In other words, they're expected to know everything.
What's involved in "cataloguing?" Is that just knowing where something is put in the library stacks? I think there must be more to it...
Cataloguing involves the processing and identification of materials. At the most basic level, it's taking an item, working out where it should be placed in the library, working out a call number (Dewey or some other system), finding some subject headings (so you can find it in the catalogue) and then entering that information into a database.
Main references of cataloguers are AACR2 (which describes how database entries should be formatted), MARC (for machine readable databases), DDC (for call numbers), and LCSH (for subjects).
Sounds simple, but can actually be quite complex in practice, and most students take at least a couple of semester long classes just to get the basics.

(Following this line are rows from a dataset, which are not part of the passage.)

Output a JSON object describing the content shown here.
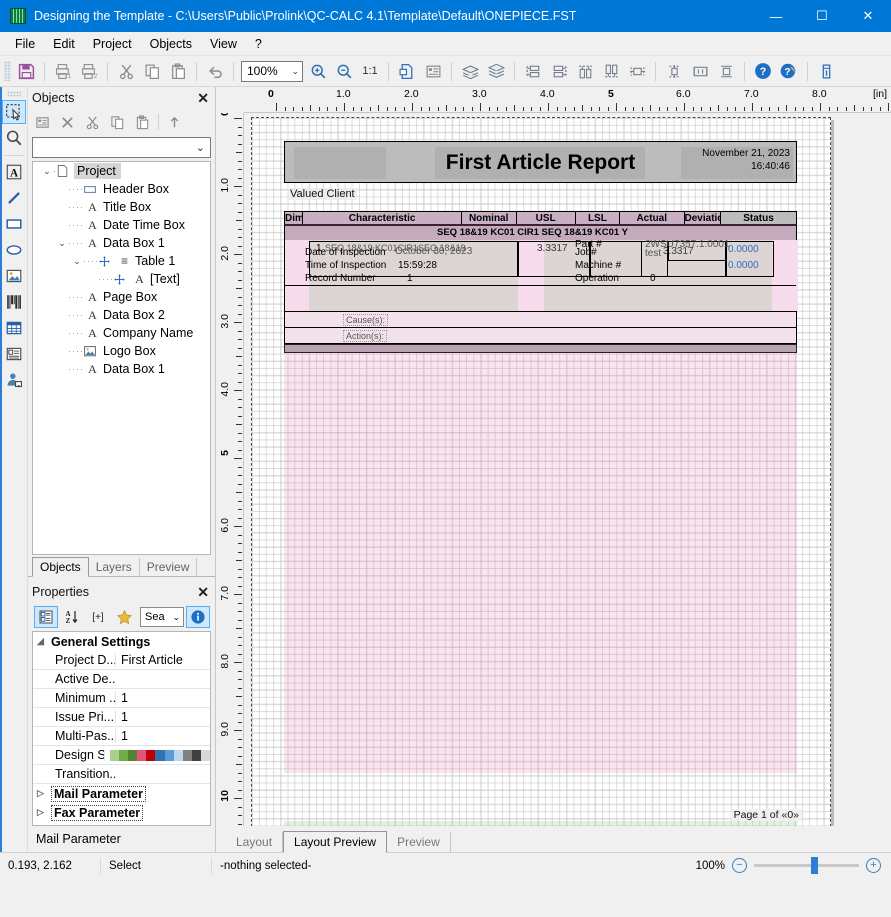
{
  "window": {
    "title": "Designing the Template - C:\\Users\\Public\\Prolink\\QC-CALC 4.1\\Template\\Default\\ONEPIECE.FST",
    "minimize": "—",
    "maximize": "☐",
    "close": "✕"
  },
  "menubar": {
    "items": [
      "File",
      "Edit",
      "Project",
      "Objects",
      "View",
      "?"
    ]
  },
  "toolbar": {
    "zoom_value": "100%",
    "zoom_chevron": "⌄",
    "ratio_label": "1:1",
    "icons": [
      "save-icon",
      "print-icon",
      "print-preview-icon",
      "cut-icon",
      "copy-icon",
      "paste-icon",
      "undo-icon",
      "zoom-in-icon",
      "zoom-out-icon",
      "zoom-reset-icon",
      "new-page-icon",
      "object-list-icon",
      "bring-to-front-icon",
      "send-to-back-icon",
      "align-left-icon",
      "align-right-icon",
      "align-top-icon",
      "align-bottom-icon",
      "center-horizontal-icon",
      "center-vertical-icon",
      "same-width-icon",
      "same-height-icon",
      "help-icon",
      "context-help-icon",
      "info-icon"
    ]
  },
  "toolstrip": {
    "items": [
      {
        "name": "select-tool",
        "selected": true
      },
      {
        "name": "zoom-tool",
        "selected": false
      },
      {
        "name": "text-object-tool",
        "selected": false
      },
      {
        "name": "line-object-tool",
        "selected": false
      },
      {
        "name": "rectangle-object-tool",
        "selected": false
      },
      {
        "name": "ellipse-object-tool",
        "selected": false
      },
      {
        "name": "picture-object-tool",
        "selected": false
      },
      {
        "name": "barcode-object-tool",
        "selected": false
      },
      {
        "name": "table-object-tool",
        "selected": false
      },
      {
        "name": "form-control-tool",
        "selected": false
      },
      {
        "name": "report-container-tool",
        "selected": false
      }
    ]
  },
  "objects_panel": {
    "title": "Objects",
    "close_label": "✕",
    "mini_toolbar": [
      "properties-icon",
      "delete-icon",
      "cut-icon",
      "copy-icon",
      "paste-icon",
      "move-up-icon"
    ],
    "filter_value": "",
    "tree": [
      {
        "label": "Project",
        "icon": "page-icon",
        "depth": 0,
        "expander": "⌄",
        "selected": true
      },
      {
        "label": "Header Box",
        "icon": "box-icon",
        "depth": 1,
        "expander": "",
        "selected": false
      },
      {
        "label": "Title Box",
        "icon": "text-icon",
        "depth": 1,
        "expander": "",
        "selected": false
      },
      {
        "label": "Date Time Box",
        "icon": "text-icon",
        "depth": 1,
        "expander": "",
        "selected": false
      },
      {
        "label": "Data Box 1",
        "icon": "text-icon",
        "depth": 1,
        "expander": "⌄",
        "selected": false
      },
      {
        "label": "Table 1",
        "icon": "table-icon",
        "depth": 2,
        "expander": "⌄",
        "selected": false
      },
      {
        "label": "[Text]",
        "icon": "text-icon",
        "depth": 3,
        "expander": "",
        "selected": false
      },
      {
        "label": "Page Box",
        "icon": "text-icon",
        "depth": 1,
        "expander": "",
        "selected": false
      },
      {
        "label": "Data Box 2",
        "icon": "text-icon",
        "depth": 1,
        "expander": "",
        "selected": false
      },
      {
        "label": "Company Name",
        "icon": "text-icon",
        "depth": 1,
        "expander": "",
        "selected": false
      },
      {
        "label": "Logo Box",
        "icon": "picture-icon",
        "depth": 1,
        "expander": "",
        "selected": false
      },
      {
        "label": "Data Box 1",
        "icon": "text-icon",
        "depth": 1,
        "expander": "",
        "selected": false
      }
    ],
    "tabs": [
      {
        "label": "Objects",
        "active": true
      },
      {
        "label": "Layers",
        "active": false
      },
      {
        "label": "Preview",
        "active": false
      }
    ]
  },
  "properties_panel": {
    "title": "Properties",
    "close_label": "✕",
    "toolbar": {
      "categorized": "categorized-view-icon",
      "alpha": "alphabetical-sort-icon",
      "expand": "[+]",
      "favorites": "star-icon",
      "search_value": "Sea",
      "search_chevron": "⌄",
      "info": "info-icon"
    },
    "groups": [
      {
        "name": "General Settings",
        "triangle": "◢",
        "rows": [
          {
            "key": "Project D...",
            "value": "First Article"
          },
          {
            "key": "Active De...",
            "value": ""
          },
          {
            "key": "Minimum ...",
            "value": "1"
          },
          {
            "key": "Issue Pri...",
            "value": "1"
          },
          {
            "key": "Multi-Pas...",
            "value": "1"
          },
          {
            "key": "Design S...",
            "value": "",
            "swatches": [
              "#a9d18e",
              "#70ad47",
              "#548235",
              "#e15575",
              "#c00000",
              "#2e75b6",
              "#5b9bd5",
              "#bdd7ee",
              "#808080",
              "#404040",
              "#d9d9d9"
            ]
          },
          {
            "key": "Transition...",
            "value": ""
          }
        ]
      },
      {
        "name": "Mail Parameter",
        "triangle": "▷",
        "rows": []
      },
      {
        "name": "Fax Parameter",
        "triangle": "▷",
        "rows": []
      }
    ],
    "footer_label": "Mail Parameter"
  },
  "rulers": {
    "h_unit": "[in]",
    "h_labels": [
      "0",
      "1.0",
      "2.0",
      "3.0",
      "4.0",
      "5",
      "6.0",
      "7.0",
      "8.0"
    ],
    "v_unit": "[in]",
    "v_labels": [
      "0",
      "1.0",
      "2.0",
      "3.0",
      "4.0",
      "5",
      "6.0",
      "7.0",
      "8.0",
      "9.0",
      "10"
    ]
  },
  "document": {
    "report_title": "First Article Report",
    "date": "November 21, 2023",
    "time": "16:40:46",
    "client": "Valued Client",
    "table_headers": [
      "Dim",
      "Characteristic",
      "Nominal",
      "USL",
      "LSL",
      "Actual",
      "Deviation",
      "Status"
    ],
    "sub_header": "SEQ  18&19  KC01 CIR1 SEQ   18&19  KC01 Y",
    "overlay_fields": [
      {
        "label": "Date of Inspection",
        "value": "October 30, 2023"
      },
      {
        "label": "Time of Inspection",
        "value": "15:59:28"
      },
      {
        "label": "Record Number",
        "value": "1"
      },
      {
        "label": "Part #",
        "value": "2WSU7357.1.0001"
      },
      {
        "label": "Job#",
        "value": "test"
      },
      {
        "label": "Machine #",
        "value": ""
      },
      {
        "label": "Operation",
        "value": "0"
      }
    ],
    "data_row": {
      "dim": "1",
      "characteristic": "SEQ  18&19  KC01CIR1SEQ  18&19",
      "nominal": "3.3317",
      "actual": "3.3317",
      "deviation_1": "0.0000",
      "deviation_2": "0.0000"
    },
    "cause_label": "Cause(s):",
    "action_label": "Action(s):",
    "page_footer": "Page 1 of  «0»"
  },
  "bottom_tabs": [
    {
      "label": "Layout",
      "active": false
    },
    {
      "label": "Layout Preview",
      "active": true
    },
    {
      "label": "Preview",
      "active": false
    }
  ],
  "statusbar": {
    "coords": "0.193, 2.162",
    "mode": "Select",
    "selection": "-nothing selected-",
    "zoom": "100%",
    "zoom_out": "−",
    "zoom_in": "+"
  }
}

What software is in use? Is there a "standard, off the shelf" program or are most systems contracted out for design/implementation? Or are many systems in use of the "roll your own" variety?
There's hundreds of different packages. Most of them are dreadful. Dynix is very popular in large systems. We use Textworks where I work, it's not very good. Many special libraries have custom solutions, using Filemaker.

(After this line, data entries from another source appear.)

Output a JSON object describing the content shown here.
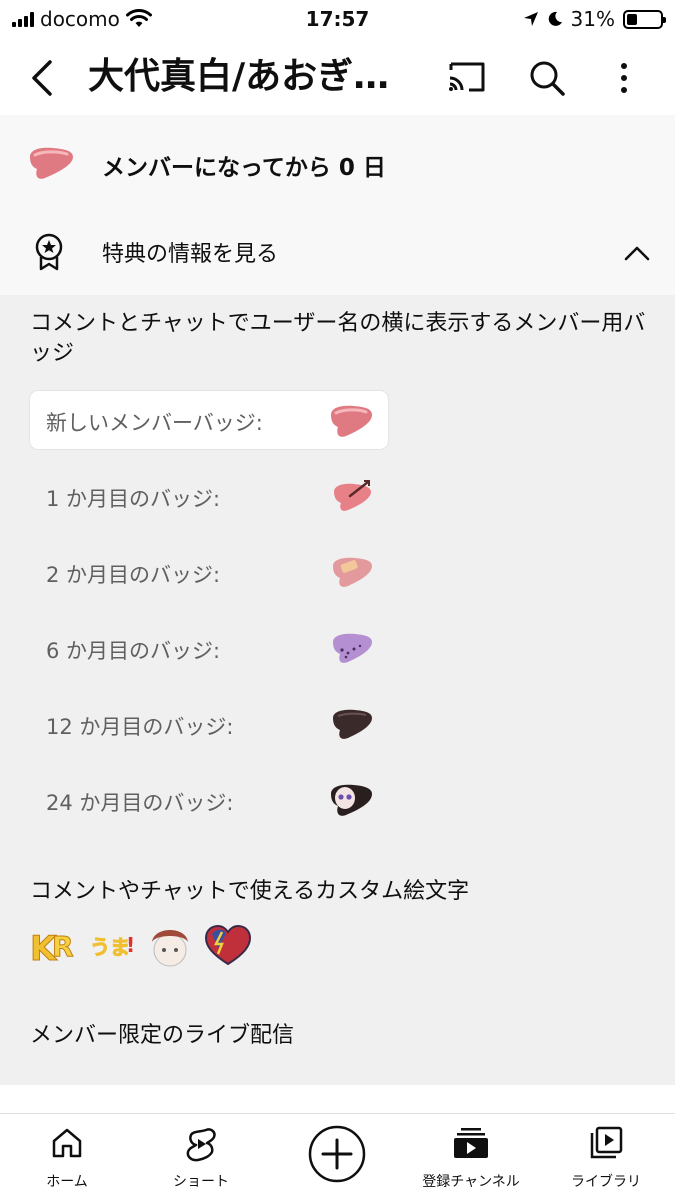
{
  "status_bar": {
    "carrier": "docomo",
    "time": "17:57",
    "battery": "31%",
    "battery_level": 0.31
  },
  "header": {
    "title": "大代真白/あおぎ…",
    "back_icon": "chevron-left-icon",
    "cast_icon": "cast-icon",
    "search_icon": "search-icon",
    "more_icon": "more-vertical-icon"
  },
  "membership": {
    "status_text": "メンバーになってから 0 日",
    "perks_label": "特典の情報を見る",
    "perks_icon": "award-badge-icon",
    "collapse_icon": "chevron-up-icon"
  },
  "perks": {
    "badges_description": "コメントとチャットでユーザー名の横に表示するメンバー用バッジ",
    "badges": [
      {
        "label": "新しいメンバーバッジ:",
        "icon": "liver-badge-new",
        "color": "#e07a82"
      },
      {
        "label": "1 か月目のバッジ:",
        "icon": "liver-badge-arrow",
        "color": "#e88088"
      },
      {
        "label": "2 か月目のバッジ:",
        "icon": "liver-badge-bandage",
        "color": "#e39a9d"
      },
      {
        "label": "6 か月目のバッジ:",
        "icon": "liver-badge-purple",
        "color": "#b48fd1"
      },
      {
        "label": "12 か月目のバッジ:",
        "icon": "liver-badge-dark",
        "color": "#3a2a2a"
      },
      {
        "label": "24 か月目のバッジ:",
        "icon": "liver-badge-face",
        "color": "#2a1f1f"
      }
    ],
    "emoji_title": "コメントやチャットで使えるカスタム絵文字",
    "emojis": [
      "kr-emoji",
      "uta-emoji",
      "character-emoji",
      "heart-lightning-emoji"
    ],
    "live_title": "メンバー限定のライブ配信"
  },
  "bottom_nav": {
    "items": [
      {
        "label": "ホーム",
        "icon": "home-icon"
      },
      {
        "label": "ショート",
        "icon": "shorts-icon"
      },
      {
        "label": "",
        "icon": "create-plus-icon"
      },
      {
        "label": "登録チャンネル",
        "icon": "subscriptions-icon"
      },
      {
        "label": "ライブラリ",
        "icon": "library-icon"
      }
    ]
  }
}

There's also a new range of open source systems springing up, which are great for co-ops and non-profits. See Koha for example.
I get the impression that only an MLS is offered. Is there a PhD in Library Sciences? What schools have notable departments? If not, what is the degree you (or others generally) work towards?
MLS is the standard everywhere in the US, as it is the qualification that is most widely recognised by the ALA and employers. Those who want a doctorate get a Doctor of Philosophy, most schools offer it. Some librarians choose to study in other departments depending on the topic of the thesis. The best schools in the US are Rutgers, Illinois Urbana-Champagne, North Carolina Chapel Hill.
In Australia, there's no school that stands out as being well and truly beyond the rest.
What does analyze collections indicate? Is that akin to a valuation of sorts - monetary or otherwise?
Collections need to be managed and rationalised on a regular basis. Libraries have what's called a Collection Development Policy that lists the kinds of materials that they collect, conditions for accepting bequests, their specialities in different subject areas, etc.
Due to space and fiscal requirements, most libraries have to rationalise their collections by weeding or dropping subscriptions. The rising cost of journals has led to massive cuts in these resources in recent years across the world.
What types of research grants do you get? Is that funding to "stock the shelves," or is it for publishing papers on library science. If the latter, what are some of the "cutting edge" topics?
Grants come from many sources, public and private depending on the nature of the library. It may be to run an exhibition, purchase a new collection, build a new room, all sorts of things.
There's very little opportunity for researchers to get fellowships or reserch grants in the field. As most social science people will tell you, it all goes to the hard sciences.
Cutting edge topics? Where to start! I'm interested in Information Literacy, which is about how people find information. It's strongly related to lifelong learning and cognitive sciences. There's lots of development in every area of librarianship, it's such a diverse field that it's hard to know where to start!
Why do you feel that "the public will no longer see MLS qualified librarians doing the rounds" is a bad thing?
The average person assumes that the person they see at the circulation desk in their public library is a librarian. When that person can't answer their questions, they get upset and get a bad impression of what we do. This is nothing against library technicians, they do a fantastic job, but the public often has a hard time knowing what we actually do if we don't ever see us doing anything. Hence you get comments like, 'oh, you just shelve and stamp books, that's not hard'.
Lastly, what is your opinion on the effect Google (and other such tech) has had on librarians' status?
The only people who think Google can replace us are those who don't actually use libraries in the first place. There'll always be a place for every kind of librarian we have now. Automatic check out machines haven't replaced the circulation desk anyway.